How Explain Changes works
Explain Changes closes the comprehension gap. After Cline completes a task with file changes, you'll see an Explain Changes button alongside the "View Changes" button. Click it, and Cline opens the multi-file diff view with inline explanations streaming in as comments.
These aren't summaries in a sidebar or chat responses you have to scroll through. The explanations appear as comments placed exactly where the changes are, walking through what changed and why. Because Cline has the full conversation context, the explanations go beyond describing what the code does – they explain the reasoning behind the decisions.
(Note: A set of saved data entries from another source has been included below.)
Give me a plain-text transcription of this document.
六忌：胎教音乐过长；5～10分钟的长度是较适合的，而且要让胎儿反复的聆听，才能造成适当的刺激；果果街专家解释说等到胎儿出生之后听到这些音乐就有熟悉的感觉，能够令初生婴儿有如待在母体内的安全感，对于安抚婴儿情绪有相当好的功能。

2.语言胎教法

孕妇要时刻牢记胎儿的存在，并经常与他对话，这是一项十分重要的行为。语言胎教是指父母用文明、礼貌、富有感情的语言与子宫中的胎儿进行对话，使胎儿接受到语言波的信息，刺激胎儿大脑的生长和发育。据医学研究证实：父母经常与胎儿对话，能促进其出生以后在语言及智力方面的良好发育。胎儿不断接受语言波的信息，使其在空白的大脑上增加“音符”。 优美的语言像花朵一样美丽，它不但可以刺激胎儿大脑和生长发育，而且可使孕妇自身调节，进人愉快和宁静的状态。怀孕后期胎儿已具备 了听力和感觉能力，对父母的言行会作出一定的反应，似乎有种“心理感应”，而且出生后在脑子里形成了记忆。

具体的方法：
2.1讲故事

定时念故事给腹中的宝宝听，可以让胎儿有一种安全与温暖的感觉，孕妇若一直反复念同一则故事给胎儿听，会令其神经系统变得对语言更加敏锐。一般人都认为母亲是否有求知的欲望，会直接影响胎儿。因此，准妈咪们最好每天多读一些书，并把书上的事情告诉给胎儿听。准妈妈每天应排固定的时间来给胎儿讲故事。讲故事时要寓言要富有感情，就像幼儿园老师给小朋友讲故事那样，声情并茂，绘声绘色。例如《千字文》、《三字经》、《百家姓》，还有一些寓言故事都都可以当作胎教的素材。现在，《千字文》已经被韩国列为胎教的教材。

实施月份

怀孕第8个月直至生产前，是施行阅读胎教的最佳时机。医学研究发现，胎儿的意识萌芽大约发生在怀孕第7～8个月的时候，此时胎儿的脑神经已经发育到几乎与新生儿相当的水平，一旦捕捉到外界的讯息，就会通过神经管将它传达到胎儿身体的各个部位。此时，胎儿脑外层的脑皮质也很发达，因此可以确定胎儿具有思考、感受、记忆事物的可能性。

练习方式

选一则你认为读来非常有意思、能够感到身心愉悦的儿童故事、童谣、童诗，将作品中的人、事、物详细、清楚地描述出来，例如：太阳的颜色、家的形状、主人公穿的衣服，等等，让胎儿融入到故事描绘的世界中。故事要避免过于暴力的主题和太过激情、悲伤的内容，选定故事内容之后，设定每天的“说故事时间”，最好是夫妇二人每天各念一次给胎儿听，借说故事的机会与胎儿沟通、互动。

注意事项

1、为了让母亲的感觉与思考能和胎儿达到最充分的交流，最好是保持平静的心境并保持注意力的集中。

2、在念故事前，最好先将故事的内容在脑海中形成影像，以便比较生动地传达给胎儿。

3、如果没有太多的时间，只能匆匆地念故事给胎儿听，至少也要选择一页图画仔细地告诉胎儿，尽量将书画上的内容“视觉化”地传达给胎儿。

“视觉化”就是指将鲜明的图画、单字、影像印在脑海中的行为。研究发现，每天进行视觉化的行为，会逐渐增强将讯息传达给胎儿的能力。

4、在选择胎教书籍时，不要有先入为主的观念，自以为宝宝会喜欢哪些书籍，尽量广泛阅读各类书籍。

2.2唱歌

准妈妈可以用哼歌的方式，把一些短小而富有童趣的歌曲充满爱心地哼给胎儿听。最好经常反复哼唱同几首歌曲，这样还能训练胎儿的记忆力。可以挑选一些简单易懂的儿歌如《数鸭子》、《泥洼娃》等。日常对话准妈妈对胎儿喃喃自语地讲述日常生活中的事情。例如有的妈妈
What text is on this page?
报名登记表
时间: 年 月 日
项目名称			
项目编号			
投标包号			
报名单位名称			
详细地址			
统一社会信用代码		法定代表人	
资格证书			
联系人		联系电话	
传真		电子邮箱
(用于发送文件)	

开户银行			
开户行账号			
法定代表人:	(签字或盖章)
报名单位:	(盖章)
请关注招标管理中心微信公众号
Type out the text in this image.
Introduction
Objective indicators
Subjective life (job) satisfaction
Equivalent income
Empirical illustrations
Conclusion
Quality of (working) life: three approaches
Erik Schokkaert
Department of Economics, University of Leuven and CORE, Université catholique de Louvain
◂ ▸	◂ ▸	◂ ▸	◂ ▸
Why inline explanations matter
The design of Explain Changes reflects research on how developers actually process code:
For the technical details on how to use this feature, see the Explain Changes documentation.
Interactive comment threads
The comments aren't static. Each one has a reply input where you can ask follow-up questions about that specific piece of code:
- "Why did you use this approach instead of X?"
- "Can you explain this pattern in more detail?"
- "What would happen if we changed this to Y?"
Cline responds with context-aware answers, understanding both the code being discussed and the original task.
If a conversation in a comment thread becomes complex or you want Cline to take action based on the discussion, click the title area of the comment thread to move the entire conversation into Cline's main chat input. From there, you can continue working with full Cline capabilities.
Explain any git diff
Understanding code isn't limited to Cline-generated changes. The /explain-changes slash command lets you explain any git diff: commits, branches, tags, PRs, staged changes, or your working directory.
Here's how you can start using /explain-changes:
Understand the last commit. You pull the latest changes from your team. Instead of manually tracing through the diff, run /explain-changes to get inline explanations of what your teammate changed and why.
Review a PR before approving. A colleague asks you to review their pull request. Run /explain-changes for PR #42 to get explanations before you dig into the code manually. You'll enter the review already understanding the intent behind the changes.
Investigate a bug. Something broke in production. Run /explain-changes for the last 5 commits to understand what changed recently. The explanations help you narrow down which change likely introduced the issue.
Catch up on a project. You haven't touched this codebase in weeks. Run /explain-changes since v2.0.0 to understand everything that's changed since you last worked on it.
The slash command works independently of Cline's task workflow; it just needs a git repository. For PRs, you'll need the GitHub CLI installed. Full details are in the /explain-changes documentation.
When to use it
Explain Changes is most valuable when you're facing changes you didn't write yourself or can't immediately understand:
- Before committing Cline-generated changes. This is the primary use case. Make sure you understand what Cline did before you approve it.
- During code review. Use
/explain-changeson a PR to get explanations before you dig into the code manually. - When onboarding to unfamiliar code. If you're new to a codebase, explaining recent commits helps you understand how things work and why decisions were made.
- When something breaks. Explain the last few commits to understand what changed and narrow down the issue.
Getting started
Explain Changes requires Checkpoints to be enabled for the button-triggered workflow. The /explain-changes slash command works independently using git references.
Try it on your next Cline task, or use /explain-changes to understand any diff in your repository.